Hyperliquid strengthens its position in crypto markets

Hyperliquid is the largest decentralized perpetual futures exchange and one of the fastest-growing trading platforms in the cryptocurrency industry.

Its trading volume exceeded $150 billion in July, while its volume relative to Binance rose to 11.5%. Analysts said the figures indicate that Hyperliquid continues to gain market share in crypto derivatives trading.

Under the new agreement, Coinbase will count USDC held on Hyperliquid as part of its ecosystem assets. The exchange will retain the income generated from the stablecoin's reserves and pay 90% of that revenue to Hyperliquid.

According to JPMorgan, similar revenue streams were previously split roughly equally between Coinbase and Circle.

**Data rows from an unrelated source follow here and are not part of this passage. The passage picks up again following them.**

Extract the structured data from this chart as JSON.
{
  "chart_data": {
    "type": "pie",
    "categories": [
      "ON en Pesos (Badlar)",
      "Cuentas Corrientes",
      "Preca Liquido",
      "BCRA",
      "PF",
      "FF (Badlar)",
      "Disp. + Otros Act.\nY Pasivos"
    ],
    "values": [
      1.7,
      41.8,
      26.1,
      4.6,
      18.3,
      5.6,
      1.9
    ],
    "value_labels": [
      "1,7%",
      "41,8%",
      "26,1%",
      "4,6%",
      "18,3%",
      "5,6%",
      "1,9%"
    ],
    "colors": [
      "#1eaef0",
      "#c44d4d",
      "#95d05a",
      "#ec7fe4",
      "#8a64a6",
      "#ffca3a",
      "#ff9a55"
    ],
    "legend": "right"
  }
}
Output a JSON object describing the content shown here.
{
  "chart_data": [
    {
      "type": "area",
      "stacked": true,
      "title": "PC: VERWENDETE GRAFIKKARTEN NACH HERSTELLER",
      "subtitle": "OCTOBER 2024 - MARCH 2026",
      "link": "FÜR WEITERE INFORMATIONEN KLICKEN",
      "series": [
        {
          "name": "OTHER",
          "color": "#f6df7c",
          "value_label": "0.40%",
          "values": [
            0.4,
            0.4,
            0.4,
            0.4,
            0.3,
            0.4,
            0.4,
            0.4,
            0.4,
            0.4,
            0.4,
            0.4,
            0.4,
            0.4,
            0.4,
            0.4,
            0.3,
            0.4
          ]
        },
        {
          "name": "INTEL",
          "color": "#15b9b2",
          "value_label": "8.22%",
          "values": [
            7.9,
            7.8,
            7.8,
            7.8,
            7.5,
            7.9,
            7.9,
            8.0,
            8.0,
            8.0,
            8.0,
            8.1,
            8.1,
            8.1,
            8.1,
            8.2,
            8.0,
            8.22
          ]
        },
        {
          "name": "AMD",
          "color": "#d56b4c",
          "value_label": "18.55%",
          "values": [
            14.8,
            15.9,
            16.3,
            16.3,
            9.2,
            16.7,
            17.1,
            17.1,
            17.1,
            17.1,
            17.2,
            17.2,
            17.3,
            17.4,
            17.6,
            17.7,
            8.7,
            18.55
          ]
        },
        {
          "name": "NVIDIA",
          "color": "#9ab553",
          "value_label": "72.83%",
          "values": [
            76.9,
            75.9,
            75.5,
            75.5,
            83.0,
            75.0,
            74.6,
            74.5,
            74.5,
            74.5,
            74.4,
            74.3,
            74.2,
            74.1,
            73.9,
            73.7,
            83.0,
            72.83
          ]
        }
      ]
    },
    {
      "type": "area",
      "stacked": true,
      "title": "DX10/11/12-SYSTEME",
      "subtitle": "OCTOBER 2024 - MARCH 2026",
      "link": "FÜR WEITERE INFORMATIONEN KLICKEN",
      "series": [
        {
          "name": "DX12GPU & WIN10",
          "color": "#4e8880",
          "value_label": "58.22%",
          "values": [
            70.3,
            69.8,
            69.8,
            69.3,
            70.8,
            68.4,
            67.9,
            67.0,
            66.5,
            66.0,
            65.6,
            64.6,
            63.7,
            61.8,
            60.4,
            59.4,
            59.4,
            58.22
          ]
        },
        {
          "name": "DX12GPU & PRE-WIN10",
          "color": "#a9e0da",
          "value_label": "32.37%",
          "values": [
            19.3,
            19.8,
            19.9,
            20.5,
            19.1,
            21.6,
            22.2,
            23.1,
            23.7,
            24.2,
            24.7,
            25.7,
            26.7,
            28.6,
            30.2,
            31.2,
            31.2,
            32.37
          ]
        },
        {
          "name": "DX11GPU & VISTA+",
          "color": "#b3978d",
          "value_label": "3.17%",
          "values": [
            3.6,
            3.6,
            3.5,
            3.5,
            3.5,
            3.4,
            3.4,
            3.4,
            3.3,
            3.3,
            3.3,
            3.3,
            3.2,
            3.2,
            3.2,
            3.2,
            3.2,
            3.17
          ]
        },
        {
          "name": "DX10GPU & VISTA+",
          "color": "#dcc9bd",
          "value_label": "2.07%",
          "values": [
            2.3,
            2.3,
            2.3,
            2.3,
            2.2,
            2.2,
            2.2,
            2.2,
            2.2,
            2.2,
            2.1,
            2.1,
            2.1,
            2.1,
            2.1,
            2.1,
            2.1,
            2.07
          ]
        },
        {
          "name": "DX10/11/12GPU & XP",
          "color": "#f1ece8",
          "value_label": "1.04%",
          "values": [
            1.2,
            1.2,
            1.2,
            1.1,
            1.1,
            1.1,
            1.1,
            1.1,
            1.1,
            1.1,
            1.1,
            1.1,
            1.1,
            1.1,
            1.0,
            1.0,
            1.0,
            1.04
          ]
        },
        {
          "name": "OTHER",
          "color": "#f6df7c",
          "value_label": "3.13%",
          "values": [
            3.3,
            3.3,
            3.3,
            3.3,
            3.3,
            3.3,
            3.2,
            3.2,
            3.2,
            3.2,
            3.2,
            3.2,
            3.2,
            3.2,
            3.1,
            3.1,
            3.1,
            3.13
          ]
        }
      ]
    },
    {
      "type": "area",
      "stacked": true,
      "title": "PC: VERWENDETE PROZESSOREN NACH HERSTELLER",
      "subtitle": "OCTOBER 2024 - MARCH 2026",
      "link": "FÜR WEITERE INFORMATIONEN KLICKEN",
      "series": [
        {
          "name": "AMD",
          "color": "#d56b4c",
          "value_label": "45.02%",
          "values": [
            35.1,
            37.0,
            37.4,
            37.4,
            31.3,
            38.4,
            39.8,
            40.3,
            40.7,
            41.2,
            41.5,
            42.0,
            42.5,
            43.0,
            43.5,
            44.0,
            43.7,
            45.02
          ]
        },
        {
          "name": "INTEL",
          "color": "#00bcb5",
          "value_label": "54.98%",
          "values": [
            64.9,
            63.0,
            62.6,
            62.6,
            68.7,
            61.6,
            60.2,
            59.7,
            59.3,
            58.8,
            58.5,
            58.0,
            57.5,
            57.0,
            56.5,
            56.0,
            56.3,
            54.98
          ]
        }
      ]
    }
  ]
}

JPMorgan cuts forecasts for Circle and Coinbase

Against the backdrop of the revised partnership structure and broader cooling across cryptocurrency markets, JPMorgan has lowered its financial outlook for both companies.

Additional pressure comes from the declining supply of USDC, whose market capitalization has fallen from approximately $80 billion in March to about $73 billion.

JPMorgan believes that higher interest rates could partially offset the negative impact on USDC-related revenue over the long term. Nevertheless, intensifying competition in the regulated stablecoin market remains one of the key risks facing Circle's business.

Meanwhile, the stablecoin market has lost roughly $10 billion in market capitalization since its peak in May, marking its largest decline since 2022. The contraction has been driven primarily by USDT and USDC, whose market capitalizations have fallen by approximately $6 billion and $7 billion, respectively.

Earlier, representatives of the Hyperliquid Policy Center and crypto wallet Phantom called on the U.S. Commodity Futures Trading Commission (CFTC) to update regulations governing on-chain trading.